The plant has two types of leaves: sterile and fertile. The sterile sheath recess or leaves are wide and round and support the drooping leaves fertile. They are often overlapping on the branch on which the fern grows. These sterile leaves slowly rot to form humus which the roots of the fern foraging. The fertile leaves are cut and shaped antlers (hence the name Dutch). They have boxes at the bottom track. The fertile leaves are much longer than the sterile leaves. To reduce evaporation and humidity to take this sheet coated with a layer of gray-felted.
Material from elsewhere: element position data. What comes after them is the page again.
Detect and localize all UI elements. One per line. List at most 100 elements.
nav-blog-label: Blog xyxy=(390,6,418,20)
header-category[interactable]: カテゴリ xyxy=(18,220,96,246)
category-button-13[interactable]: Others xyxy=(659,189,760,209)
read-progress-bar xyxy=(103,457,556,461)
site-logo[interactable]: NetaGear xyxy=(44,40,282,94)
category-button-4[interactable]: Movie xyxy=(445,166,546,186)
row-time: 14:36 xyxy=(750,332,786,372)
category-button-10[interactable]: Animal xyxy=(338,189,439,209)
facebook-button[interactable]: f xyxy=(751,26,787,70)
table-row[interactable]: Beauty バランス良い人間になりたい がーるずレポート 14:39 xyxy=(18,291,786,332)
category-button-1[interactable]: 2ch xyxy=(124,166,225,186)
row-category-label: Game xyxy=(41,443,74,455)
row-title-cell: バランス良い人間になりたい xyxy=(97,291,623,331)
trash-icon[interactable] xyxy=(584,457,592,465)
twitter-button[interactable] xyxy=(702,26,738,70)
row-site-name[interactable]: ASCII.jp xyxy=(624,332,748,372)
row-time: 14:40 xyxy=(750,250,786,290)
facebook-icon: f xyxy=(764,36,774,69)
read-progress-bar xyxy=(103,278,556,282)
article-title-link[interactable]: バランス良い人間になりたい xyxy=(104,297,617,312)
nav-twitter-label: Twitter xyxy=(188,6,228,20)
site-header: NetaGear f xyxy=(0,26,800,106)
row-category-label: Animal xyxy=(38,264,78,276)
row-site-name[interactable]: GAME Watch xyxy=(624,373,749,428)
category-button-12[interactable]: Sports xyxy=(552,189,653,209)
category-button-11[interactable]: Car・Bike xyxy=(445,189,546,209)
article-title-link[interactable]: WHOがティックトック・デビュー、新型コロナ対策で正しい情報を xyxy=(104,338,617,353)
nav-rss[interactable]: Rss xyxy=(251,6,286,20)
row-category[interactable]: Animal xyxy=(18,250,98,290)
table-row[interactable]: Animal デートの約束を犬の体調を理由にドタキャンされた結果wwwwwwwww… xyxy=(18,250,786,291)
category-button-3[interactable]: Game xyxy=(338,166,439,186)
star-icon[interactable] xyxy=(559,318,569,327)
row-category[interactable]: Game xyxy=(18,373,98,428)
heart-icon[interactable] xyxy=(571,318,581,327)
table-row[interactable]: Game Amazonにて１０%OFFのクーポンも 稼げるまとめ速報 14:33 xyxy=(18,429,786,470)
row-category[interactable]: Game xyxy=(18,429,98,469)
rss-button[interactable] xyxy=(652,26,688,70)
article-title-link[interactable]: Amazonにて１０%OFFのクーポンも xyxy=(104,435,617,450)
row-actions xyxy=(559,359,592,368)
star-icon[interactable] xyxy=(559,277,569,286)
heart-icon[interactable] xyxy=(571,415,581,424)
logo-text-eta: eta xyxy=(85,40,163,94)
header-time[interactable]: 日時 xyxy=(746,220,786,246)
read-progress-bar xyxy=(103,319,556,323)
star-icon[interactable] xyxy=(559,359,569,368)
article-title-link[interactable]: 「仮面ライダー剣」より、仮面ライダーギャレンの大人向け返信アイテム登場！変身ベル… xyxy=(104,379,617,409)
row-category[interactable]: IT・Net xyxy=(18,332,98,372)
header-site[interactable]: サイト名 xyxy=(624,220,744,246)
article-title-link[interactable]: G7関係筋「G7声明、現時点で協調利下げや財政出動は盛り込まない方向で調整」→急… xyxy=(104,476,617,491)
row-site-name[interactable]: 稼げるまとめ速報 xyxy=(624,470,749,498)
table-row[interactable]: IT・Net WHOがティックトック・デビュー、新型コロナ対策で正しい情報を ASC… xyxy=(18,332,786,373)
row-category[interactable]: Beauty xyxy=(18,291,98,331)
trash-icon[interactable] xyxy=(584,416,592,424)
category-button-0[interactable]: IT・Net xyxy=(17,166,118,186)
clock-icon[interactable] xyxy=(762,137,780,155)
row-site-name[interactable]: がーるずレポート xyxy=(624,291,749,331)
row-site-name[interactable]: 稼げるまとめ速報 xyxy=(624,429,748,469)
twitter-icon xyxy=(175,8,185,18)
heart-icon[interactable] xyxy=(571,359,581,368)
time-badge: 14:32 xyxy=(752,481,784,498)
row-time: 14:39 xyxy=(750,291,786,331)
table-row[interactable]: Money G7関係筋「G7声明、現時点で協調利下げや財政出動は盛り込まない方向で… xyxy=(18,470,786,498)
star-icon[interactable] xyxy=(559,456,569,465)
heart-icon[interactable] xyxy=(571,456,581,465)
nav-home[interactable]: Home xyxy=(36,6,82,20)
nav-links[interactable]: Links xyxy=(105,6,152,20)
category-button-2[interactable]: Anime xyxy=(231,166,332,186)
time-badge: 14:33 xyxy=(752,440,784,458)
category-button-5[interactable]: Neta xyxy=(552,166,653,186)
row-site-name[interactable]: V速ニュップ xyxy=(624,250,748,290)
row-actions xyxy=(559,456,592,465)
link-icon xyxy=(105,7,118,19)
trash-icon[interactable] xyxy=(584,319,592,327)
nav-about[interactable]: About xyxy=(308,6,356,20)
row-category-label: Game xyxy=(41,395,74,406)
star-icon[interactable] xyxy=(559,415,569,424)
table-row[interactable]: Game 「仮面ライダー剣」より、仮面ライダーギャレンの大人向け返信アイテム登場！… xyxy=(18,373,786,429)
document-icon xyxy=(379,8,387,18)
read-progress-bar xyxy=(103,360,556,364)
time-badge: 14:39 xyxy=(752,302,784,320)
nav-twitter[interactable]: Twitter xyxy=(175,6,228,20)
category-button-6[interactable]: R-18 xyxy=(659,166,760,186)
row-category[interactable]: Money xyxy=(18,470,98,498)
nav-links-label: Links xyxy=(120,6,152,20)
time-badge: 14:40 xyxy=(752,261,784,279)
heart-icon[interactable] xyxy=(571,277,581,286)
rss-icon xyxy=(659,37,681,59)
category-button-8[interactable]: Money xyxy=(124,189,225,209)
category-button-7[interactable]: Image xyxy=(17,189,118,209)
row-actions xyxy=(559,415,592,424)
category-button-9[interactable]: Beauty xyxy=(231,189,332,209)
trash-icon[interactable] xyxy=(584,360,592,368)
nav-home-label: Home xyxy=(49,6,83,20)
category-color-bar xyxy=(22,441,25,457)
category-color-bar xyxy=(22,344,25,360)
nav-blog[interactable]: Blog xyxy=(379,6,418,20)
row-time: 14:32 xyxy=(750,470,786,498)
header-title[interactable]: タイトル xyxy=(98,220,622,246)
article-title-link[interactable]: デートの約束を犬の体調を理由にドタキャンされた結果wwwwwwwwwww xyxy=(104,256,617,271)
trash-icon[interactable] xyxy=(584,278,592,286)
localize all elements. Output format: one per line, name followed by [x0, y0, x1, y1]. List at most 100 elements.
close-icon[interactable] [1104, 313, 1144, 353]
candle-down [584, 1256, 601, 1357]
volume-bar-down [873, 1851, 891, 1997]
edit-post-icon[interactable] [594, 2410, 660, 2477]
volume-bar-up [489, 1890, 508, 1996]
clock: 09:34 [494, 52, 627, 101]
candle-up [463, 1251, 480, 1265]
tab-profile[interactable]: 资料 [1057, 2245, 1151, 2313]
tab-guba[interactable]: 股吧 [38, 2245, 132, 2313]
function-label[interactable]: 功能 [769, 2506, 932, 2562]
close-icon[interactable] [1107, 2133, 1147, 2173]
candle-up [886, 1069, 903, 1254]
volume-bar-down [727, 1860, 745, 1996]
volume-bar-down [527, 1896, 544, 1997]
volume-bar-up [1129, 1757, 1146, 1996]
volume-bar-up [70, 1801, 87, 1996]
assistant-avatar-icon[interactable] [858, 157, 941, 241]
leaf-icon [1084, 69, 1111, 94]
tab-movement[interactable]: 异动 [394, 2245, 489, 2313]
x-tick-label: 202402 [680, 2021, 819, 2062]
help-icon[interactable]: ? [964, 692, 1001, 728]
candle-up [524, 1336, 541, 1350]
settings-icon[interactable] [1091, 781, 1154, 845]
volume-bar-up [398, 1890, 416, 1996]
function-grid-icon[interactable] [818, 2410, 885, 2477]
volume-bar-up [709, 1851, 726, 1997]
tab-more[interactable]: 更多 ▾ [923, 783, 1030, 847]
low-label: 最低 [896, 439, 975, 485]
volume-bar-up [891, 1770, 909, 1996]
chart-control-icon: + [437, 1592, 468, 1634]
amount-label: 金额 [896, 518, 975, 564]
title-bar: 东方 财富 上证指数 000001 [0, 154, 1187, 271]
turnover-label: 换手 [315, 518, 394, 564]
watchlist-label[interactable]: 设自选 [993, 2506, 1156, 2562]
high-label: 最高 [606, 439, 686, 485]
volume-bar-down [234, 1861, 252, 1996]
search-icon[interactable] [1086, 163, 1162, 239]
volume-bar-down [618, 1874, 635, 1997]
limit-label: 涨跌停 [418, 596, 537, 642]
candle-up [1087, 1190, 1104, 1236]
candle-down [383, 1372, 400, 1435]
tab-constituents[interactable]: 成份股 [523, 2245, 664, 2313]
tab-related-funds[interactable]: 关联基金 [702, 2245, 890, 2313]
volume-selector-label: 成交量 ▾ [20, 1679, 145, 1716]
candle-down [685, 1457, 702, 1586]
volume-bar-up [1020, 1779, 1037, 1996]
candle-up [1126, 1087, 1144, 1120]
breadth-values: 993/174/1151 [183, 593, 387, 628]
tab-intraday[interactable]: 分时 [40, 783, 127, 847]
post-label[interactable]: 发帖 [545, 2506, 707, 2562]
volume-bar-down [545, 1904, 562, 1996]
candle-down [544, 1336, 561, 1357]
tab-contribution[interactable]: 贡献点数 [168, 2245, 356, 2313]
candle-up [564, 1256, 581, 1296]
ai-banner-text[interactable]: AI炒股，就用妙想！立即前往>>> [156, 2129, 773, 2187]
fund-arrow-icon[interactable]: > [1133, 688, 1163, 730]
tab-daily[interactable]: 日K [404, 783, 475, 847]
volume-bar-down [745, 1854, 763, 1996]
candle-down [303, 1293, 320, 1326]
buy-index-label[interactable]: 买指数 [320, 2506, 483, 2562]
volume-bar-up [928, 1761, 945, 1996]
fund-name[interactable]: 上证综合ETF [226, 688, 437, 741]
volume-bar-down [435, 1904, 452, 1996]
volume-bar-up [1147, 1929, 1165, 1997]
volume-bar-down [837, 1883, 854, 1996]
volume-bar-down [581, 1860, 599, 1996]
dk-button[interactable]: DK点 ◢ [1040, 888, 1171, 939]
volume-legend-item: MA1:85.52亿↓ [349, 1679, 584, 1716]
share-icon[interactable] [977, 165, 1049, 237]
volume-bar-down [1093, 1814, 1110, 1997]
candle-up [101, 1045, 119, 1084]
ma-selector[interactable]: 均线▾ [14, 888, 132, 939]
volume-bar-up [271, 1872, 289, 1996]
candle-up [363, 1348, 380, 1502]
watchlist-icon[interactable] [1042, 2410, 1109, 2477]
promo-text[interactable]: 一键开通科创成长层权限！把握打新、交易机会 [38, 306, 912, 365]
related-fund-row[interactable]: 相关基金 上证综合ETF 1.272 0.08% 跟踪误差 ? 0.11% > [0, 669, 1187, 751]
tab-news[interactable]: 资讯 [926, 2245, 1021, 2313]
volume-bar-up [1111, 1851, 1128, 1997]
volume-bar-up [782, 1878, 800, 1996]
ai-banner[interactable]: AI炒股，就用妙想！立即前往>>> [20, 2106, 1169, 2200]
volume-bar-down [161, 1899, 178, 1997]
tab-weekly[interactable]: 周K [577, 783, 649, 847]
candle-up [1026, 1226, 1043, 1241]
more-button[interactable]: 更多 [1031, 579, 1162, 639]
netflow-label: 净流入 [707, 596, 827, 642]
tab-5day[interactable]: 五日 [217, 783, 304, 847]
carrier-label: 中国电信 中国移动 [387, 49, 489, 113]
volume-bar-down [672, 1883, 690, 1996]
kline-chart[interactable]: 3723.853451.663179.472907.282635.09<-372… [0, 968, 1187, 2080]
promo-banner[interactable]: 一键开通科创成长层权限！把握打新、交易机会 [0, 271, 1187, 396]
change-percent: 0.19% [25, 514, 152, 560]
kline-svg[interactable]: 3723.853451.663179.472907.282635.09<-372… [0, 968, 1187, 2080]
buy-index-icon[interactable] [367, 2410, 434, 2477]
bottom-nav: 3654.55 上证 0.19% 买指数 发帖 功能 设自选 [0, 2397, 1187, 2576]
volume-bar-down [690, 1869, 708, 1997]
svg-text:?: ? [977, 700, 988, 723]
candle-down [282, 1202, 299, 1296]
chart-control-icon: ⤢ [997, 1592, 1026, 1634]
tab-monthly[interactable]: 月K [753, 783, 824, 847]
In warmer climates, the plant in nature. In Europe, the plant used as a houseplant, the popularity changes. The stag horn fern grows best on a piece of bark or peat blocks. The pot is then filled around it with special ground for ferns or moss. It is best to hear the deer fern lime free water use (rain). The magazine should be regularly dusted with water, water is best achieved by immersion. Pieces of rotting peat or composted manure between the sterile leaves push stimulates the growth of new leaves. The plant is propagated by suckers to hoard. The plant is susceptible to aphids. Infestation by lice is more recognizable sticky leaves.